Mom and Dad decided that, with the death being so close to Christmas, the best thing to do was to avoid Christmas altogether. Any Christmas celebration, so soon after Fiona's death, would be a major problem. So, instead of staying home and doing the regular Christmas routine (whatever that was) Mom and Dad decided that we would take a car trip to California for two or three weeks. So that's what we did.
Dad was a teacher, and subsequently administrator, and Mom had been a teacher briefly before they got married. Mom had also inherited a recreational property on an island in Howe Sound near Vancouver. Therefore vacations were not generally trips, but were spent on this island. Any trips that we did take, did tend to be car trips, like the trips to the interior to visit our grandparents. So car trips were not a rarity. Indeed, during 1967, we spent the summer traveling across Canada. All the way to Cape Spear, Newfoundland, and back.
So, the trip to California would simply one more car trip. I remember that we visited a number of the theme parks for which California is famous. I don't remember all of those that we visited. I do have a vague recollection that one of them was SeaWorld. I do specifically remember the visit to Disneyland. However, I remember the visit to Disneyland more because I had a boil on my leg, and was carrying my then baby sister on my shoulders for most of that day. A day or two later that boil burst, and I still have a scar on the back of my left calf, that looks something like I've been shot with a .22.
Mother has reported, at least to me, that Fiona's death nearly broke up their marriage. I don't know about that.
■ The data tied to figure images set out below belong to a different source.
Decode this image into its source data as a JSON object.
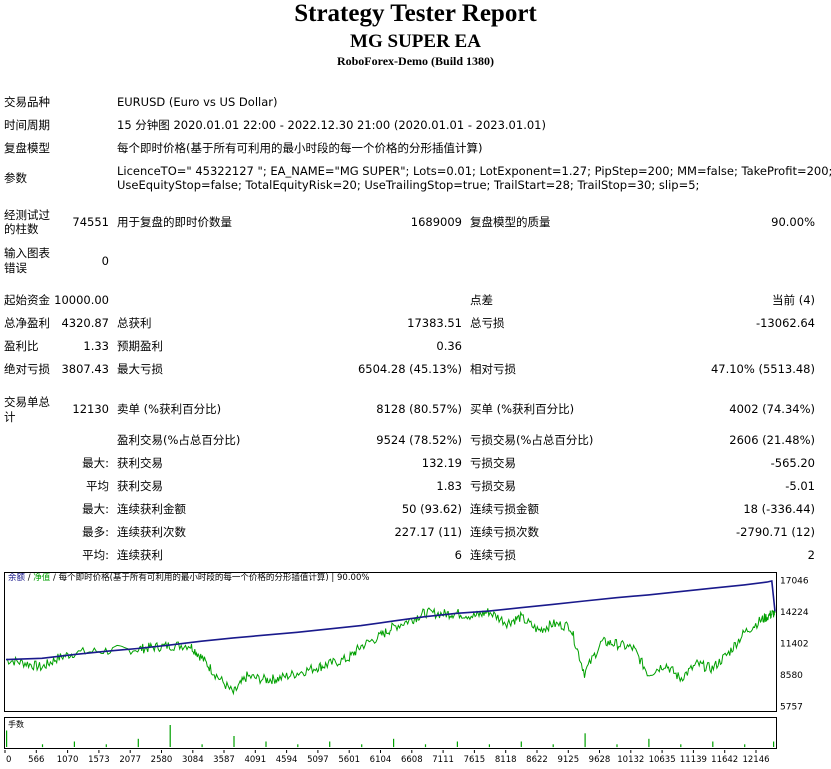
{
  "header": {
    "title": "Strategy Tester Report",
    "ea_name": "MG SUPER EA",
    "server": "RoboForex-Demo (Build 1380)"
  },
  "info": {
    "symbol_label": "交易品种",
    "symbol_value": "EURUSD (Euro vs US Dollar)",
    "period_label": "时间周期",
    "period_value": "15 分钟图 2020.01.01 22:00 - 2022.12.30 21:00 (2020.01.01 - 2023.01.01)",
    "model_label": "复盘模型",
    "model_value": "每个即时价格(基于所有可利用的最小时段的每一个价格的分形插值计算)",
    "params_label": "参数",
    "params_line1": "LicenceTO=\" 45322127 \"; EA_NAME=\"MG SUPER\"; Lots=0.01; LotExponent=1.27; PipStep=200; MM=false; TakeProfit=200;",
    "params_line2": "UseEquityStop=false; TotalEquityRisk=20; UseTrailingStop=true; TrailStart=28; TrailStop=30; slip=5;"
  },
  "stats": {
    "bars_label_1": "经测试过",
    "bars_label_2": "的柱数",
    "bars_value": "74551",
    "ticks_label": "用于复盘的即时价数量",
    "ticks_value": "1689009",
    "quality_label": "复盘模型的质量",
    "quality_value": "90.00%",
    "mismatch_label_1": "输入图表",
    "mismatch_label_2": "错误",
    "mismatch_value": "0",
    "deposit_label": "起始资金",
    "deposit_value": "10000.00",
    "spread_label": "点差",
    "spread_value": "当前 (4)",
    "net_label": "总净盈利",
    "net_value": "4320.87",
    "gross_profit_label": "总获利",
    "gross_profit_value": "17383.51",
    "gross_loss_label": "总亏损",
    "gross_loss_value": "-13062.64",
    "pf_label": "盈利比",
    "pf_value": "1.33",
    "payoff_label": "预期盈利",
    "payoff_value": "0.36",
    "abs_dd_label": "绝对亏损",
    "abs_dd_value": "3807.43",
    "max_dd_label": "最大亏损",
    "max_dd_value": "6504.28 (45.13%)",
    "rel_dd_label": "相对亏损",
    "rel_dd_value": "47.10% (5513.48)",
    "trades_label_1": "交易单总",
    "trades_label_2": "计",
    "trades_value": "12130",
    "short_label": "卖单 (%获利百分比)",
    "short_value": "8128 (80.57%)",
    "long_label": "买单 (%获利百分比)",
    "long_value": "4002 (74.34%)",
    "profit_trades_label": "盈利交易(%占总百分比)",
    "profit_trades_value": "9524 (78.52%)",
    "loss_trades_label": "亏损交易(%占总百分比)",
    "loss_trades_value": "2606 (21.48%)",
    "largest_label": "最大:",
    "largest_profit_label": "获利交易",
    "largest_profit_value": "132.19",
    "largest_loss_label": "亏损交易",
    "largest_loss_value": "-565.20",
    "average_label": "平均",
    "average_profit_label": "获利交易",
    "average_profit_value": "1.83",
    "average_loss_label": "亏损交易",
    "average_loss_value": "-5.01",
    "max_label": "最大:",
    "max_consec_win_label": "连续获利金额",
    "max_consec_win_value": "50 (93.62)",
    "max_consec_loss_label": "连续亏损金额",
    "max_consec_loss_value": "18 (-336.44)",
    "most_label": "最多:",
    "most_consec_profit_label": "连续获利次数",
    "most_consec_profit_value": "227.17 (11)",
    "most_consec_loss_label": "连续亏损次数",
    "most_consec_loss_value": "-2790.71 (12)",
    "avg2_label": "平均:",
    "avg_consec_win_label": "连续获利",
    "avg_consec_win_value": "6",
    "avg_consec_loss_label": "连续亏损",
    "avg_consec_loss_value": "2"
  },
  "chart_data": {
    "type": "line",
    "legend": {
      "balance": "余额",
      "sep1": " / ",
      "equity": "净值",
      "sep2": " / ",
      "model": "每个即时价格(基于所有可利用的最小时段的每一个价格的分形插值计算)",
      "sep3": " | ",
      "quality": "90.00%"
    },
    "colors": {
      "balance": "#1a1a8c",
      "equity": "#00a000",
      "volume": "#00a000"
    },
    "ylim": [
      5757,
      17046
    ],
    "y_ticks": [
      "17046",
      "14224",
      "11402",
      "8580",
      "5757"
    ],
    "x_ticks": [
      "0",
      "566",
      "1070",
      "1573",
      "2077",
      "2580",
      "3084",
      "3587",
      "4091",
      "4594",
      "5097",
      "5601",
      "6104",
      "6608",
      "7111",
      "7615",
      "8118",
      "8622",
      "9125",
      "9628",
      "10132",
      "10635",
      "11139",
      "11642",
      "12146"
    ],
    "xlim": [
      0,
      12130
    ],
    "volume_label": "手数",
    "series": [
      {
        "name": "余额",
        "x": [
          0,
          566,
          1070,
          1573,
          2077,
          2580,
          3084,
          3587,
          4091,
          4594,
          5097,
          5601,
          6104,
          6608,
          7111,
          7615,
          8118,
          8622,
          9125,
          9628,
          10132,
          10635,
          11139,
          11642,
          12000,
          12080,
          12130
        ],
        "y": [
          10000,
          10120,
          10450,
          10750,
          11000,
          11300,
          11650,
          11950,
          12200,
          12450,
          12750,
          13050,
          13450,
          13850,
          14150,
          14350,
          14650,
          14950,
          15250,
          15550,
          15800,
          16100,
          16400,
          16700,
          16950,
          17046,
          14320
        ]
      },
      {
        "name": "净值",
        "x": [
          0,
          300,
          566,
          800,
          1070,
          1573,
          2077,
          2300,
          2580,
          2900,
          3084,
          3300,
          3587,
          3800,
          4091,
          4300,
          4594,
          4900,
          5097,
          5400,
          5601,
          5900,
          6104,
          6400,
          6608,
          6900,
          7111,
          7400,
          7615,
          7900,
          8118,
          8400,
          8622,
          8900,
          9125,
          9400,
          9628,
          9900,
          10132,
          10400,
          10635,
          10900,
          11139,
          11400,
          11642,
          11900,
          12050,
          12130
        ],
        "y": [
          10000,
          9700,
          9300,
          10100,
          10600,
          10800,
          10950,
          11100,
          11250,
          11300,
          10200,
          8700,
          7000,
          8500,
          8200,
          8300,
          8800,
          9300,
          9600,
          10100,
          11200,
          12100,
          12900,
          13600,
          14200,
          14100,
          14150,
          13900,
          14300,
          13300,
          13800,
          12600,
          13200,
          13000,
          8800,
          11600,
          11400,
          11000,
          8700,
          9600,
          8300,
          9600,
          9200,
          10600,
          12400,
          13500,
          14000,
          14200
        ]
      }
    ],
    "volume": {
      "x": [
        0,
        566,
        1070,
        1573,
        2077,
        2580,
        3084,
        3587,
        4091,
        4594,
        5097,
        5601,
        6104,
        6608,
        7111,
        7615,
        8118,
        8622,
        9125,
        9628,
        10132,
        10635,
        11139,
        11642,
        12146
      ],
      "y": [
        0.06,
        0.01,
        0.02,
        0.01,
        0.03,
        0.08,
        0.01,
        0.04,
        0.02,
        0.01,
        0.02,
        0.01,
        0.03,
        0.01,
        0.02,
        0.01,
        0.02,
        0.01,
        0.05,
        0.01,
        0.03,
        0.01,
        0.02,
        0.01,
        0.02
      ]
    }
  }
}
What I do know is that the outcome of the decision to take an unusual trip during Christmas meant that the family seemed to encounter the trauma of Christmas without Fiona all over again the year after.
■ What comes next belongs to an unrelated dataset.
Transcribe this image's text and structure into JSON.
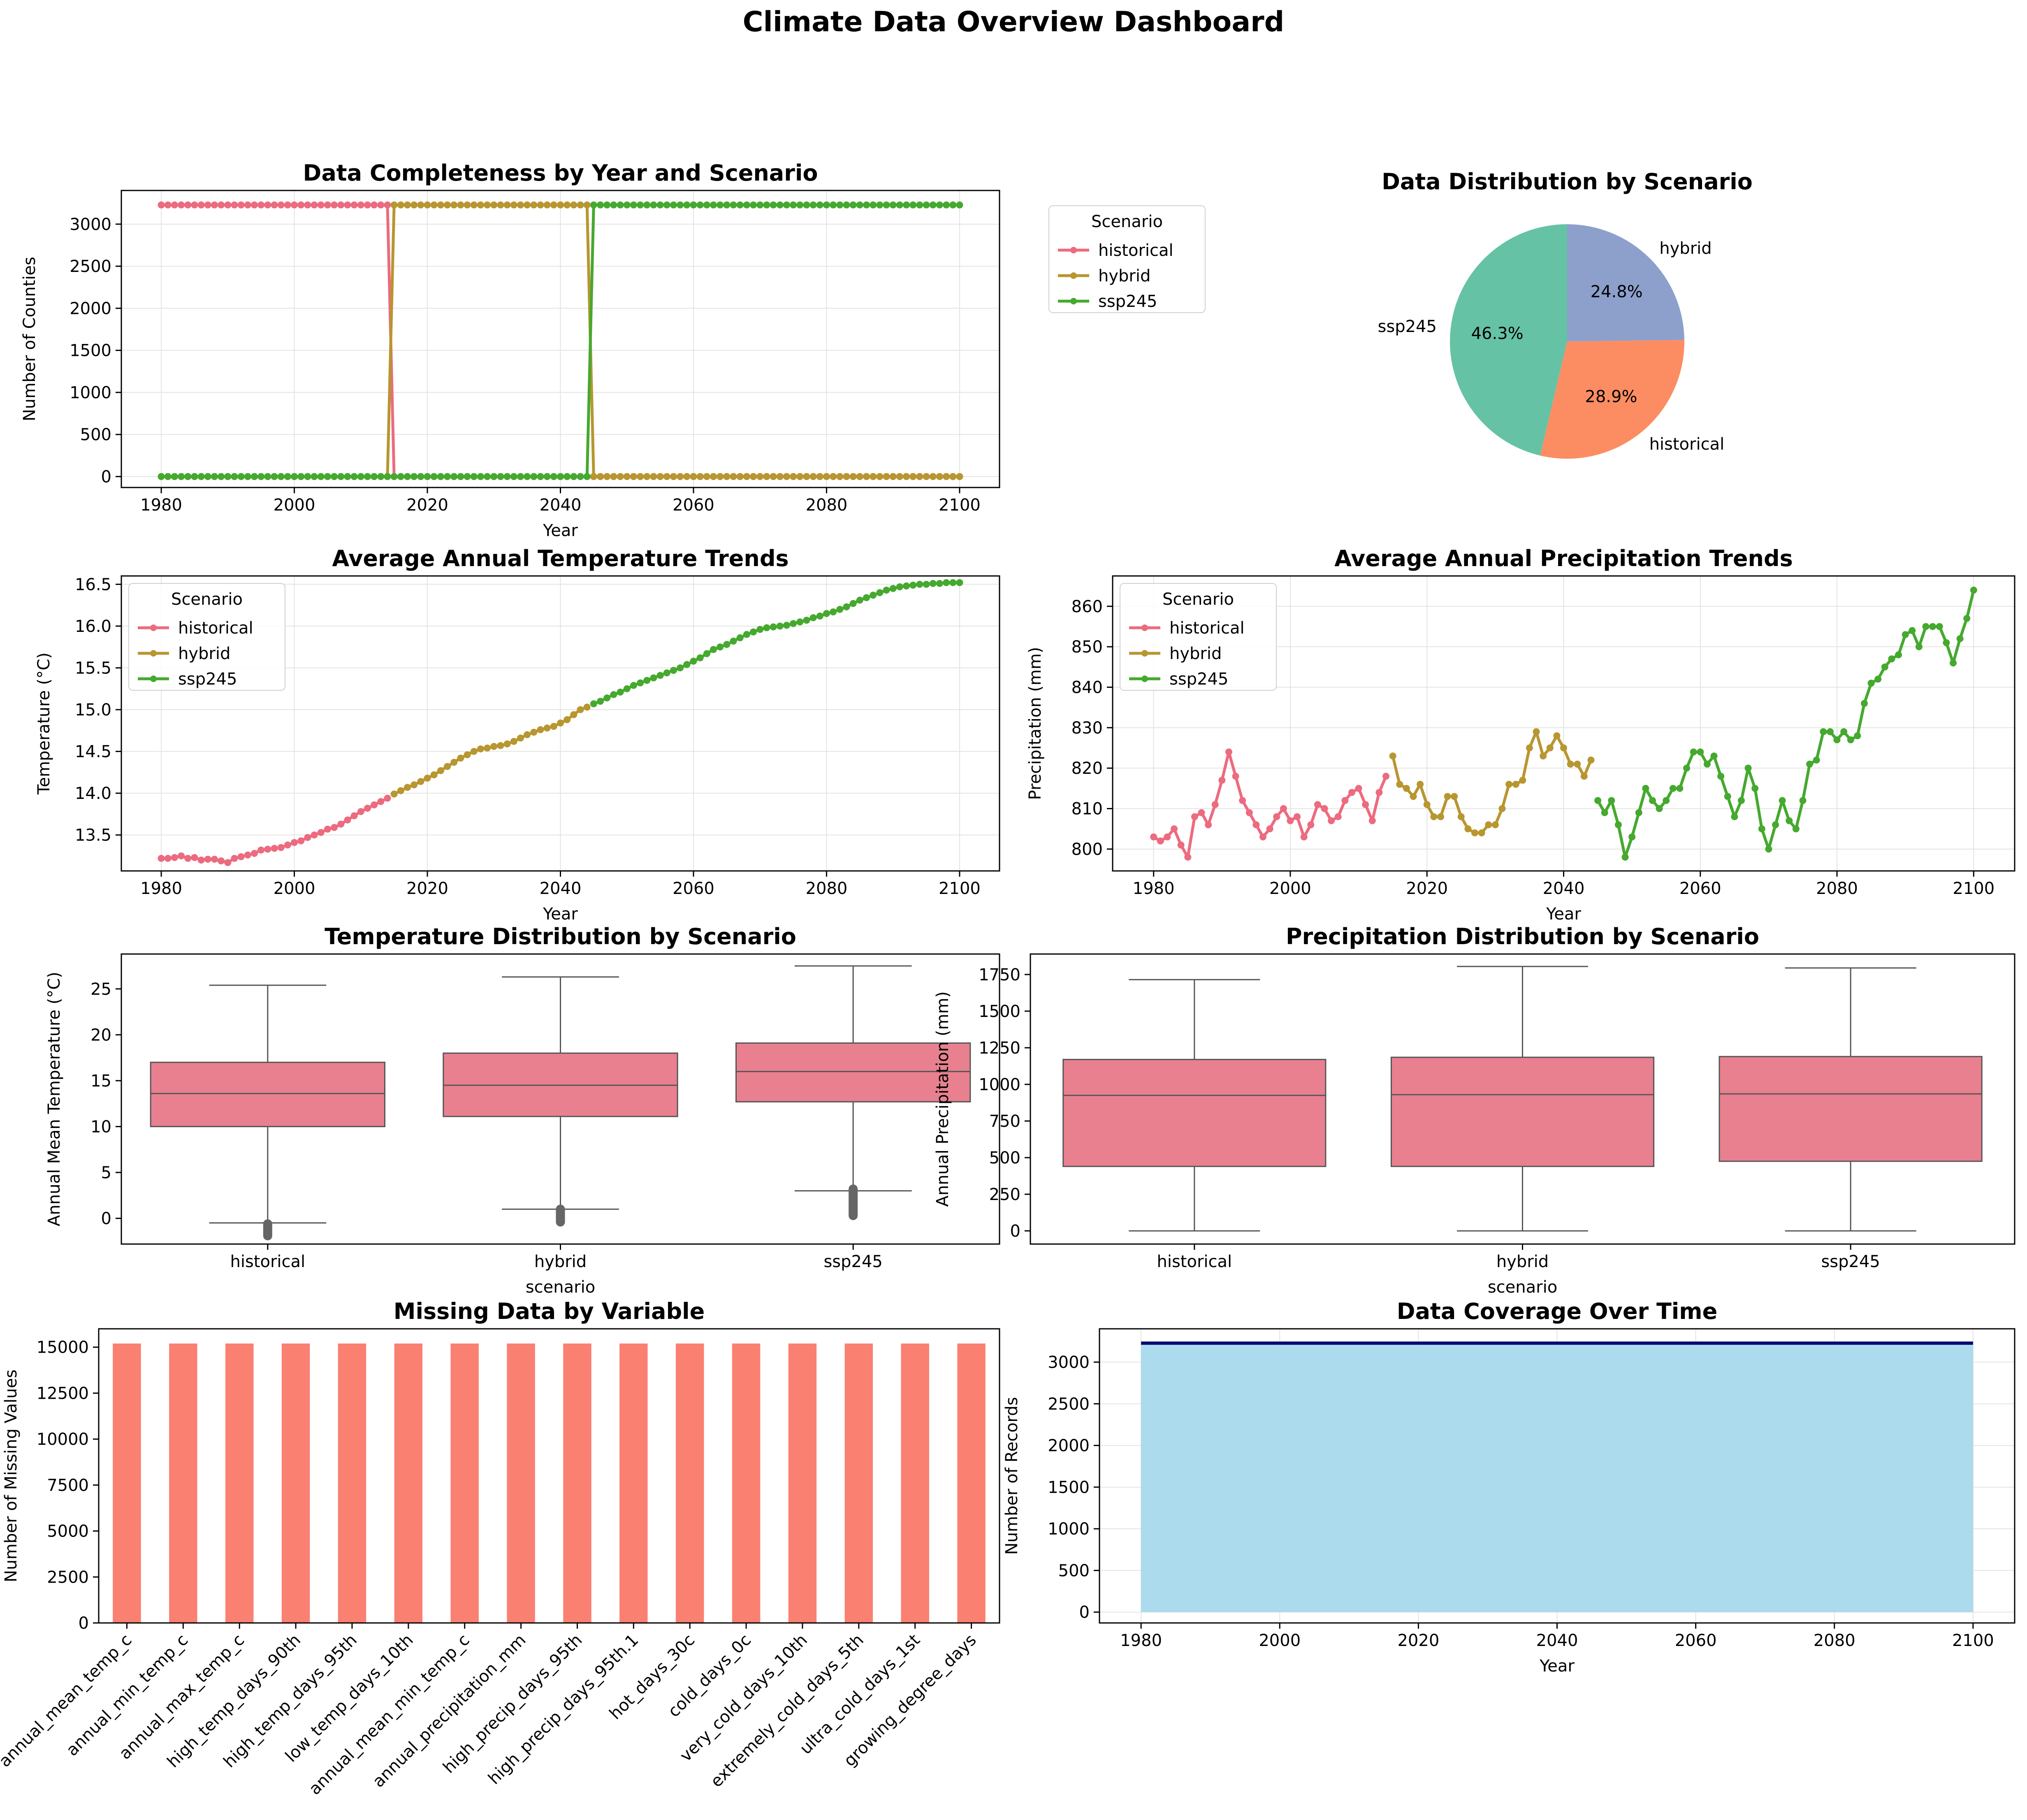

I do know that a number of people in the church gave my parents a really hard time about Fiona's death. A number of people said, and apparently quite openly to my parents, that Fiona would not have died had my parents had sufficient faith.
When I pass various milestones in my own life, I tend to think about Fiona and wonder how she would have turned out, had she lived. I wonder what career she would have chosen, had she chosen a career. I wonder if she would have been a wife and mother, and what kind. I wonder whether we would have been close friends, or whether our lives would have taken different directions. I consider the women I know who are slightly younger than myself and therefore the same age that Fiona would have been and consider what she might have been like at this age.
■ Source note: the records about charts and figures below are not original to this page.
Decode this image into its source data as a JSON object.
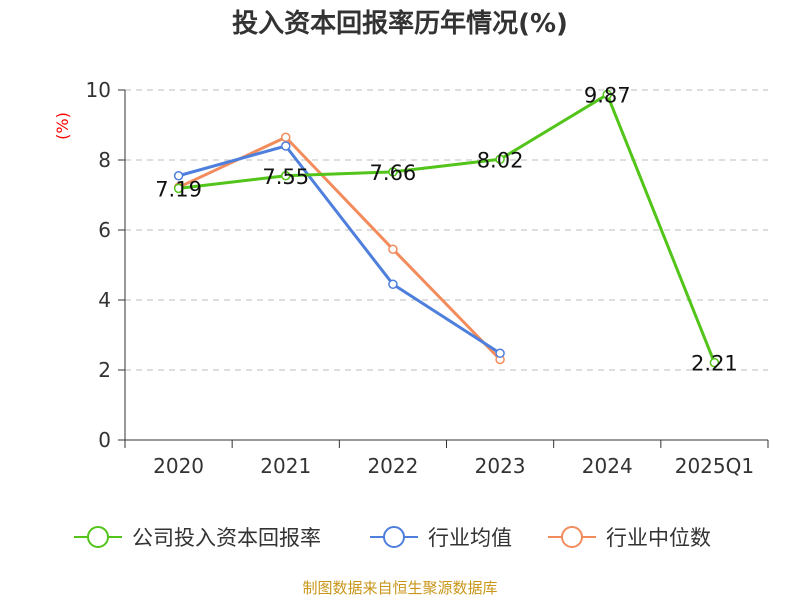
{
  "chart_data": {
    "type": "line",
    "title": "投入资本回报率历年情况(%)",
    "ylabel": "(%)",
    "xlabel": "",
    "categories": [
      "2020",
      "2021",
      "2022",
      "2023",
      "2024",
      "2025Q1"
    ],
    "ylim": [
      0,
      10
    ],
    "yticks": [
      0,
      2,
      4,
      6,
      8,
      10
    ],
    "grid": true,
    "legend_position": "bottom",
    "series": [
      {
        "name": "公司投入资本回报率",
        "color": "#52c41a",
        "values": [
          7.19,
          7.55,
          7.66,
          8.02,
          9.87,
          2.21
        ],
        "labels": [
          "7.19",
          "7.55",
          "7.66",
          "8.02",
          "9.87",
          "2.21"
        ]
      },
      {
        "name": "行业均值",
        "color": "#4e7fdc",
        "values": [
          7.55,
          8.4,
          4.45,
          2.48,
          null,
          null
        ]
      },
      {
        "name": "行业中位数",
        "color": "#f28c5c",
        "values": [
          7.22,
          8.65,
          5.45,
          2.3,
          null,
          null
        ]
      }
    ],
    "source": "制图数据来自恒生聚源数据库"
  }
}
Possibly Mom wondered the same questions. At one point Mom commissioned a portrait of Fiona by one of those painters who promised to give you a picture of your loved one as they might have become. All of us in the family find the portrait more than a little creepy. It looks similar to how Fiona looked when she died at 12 years of age. It's based on a picture that Mom gave to the portrait painter. But it also has odd characteristics that are more mature than a girl of 12 years of age. As I say, we all find the picture creepy.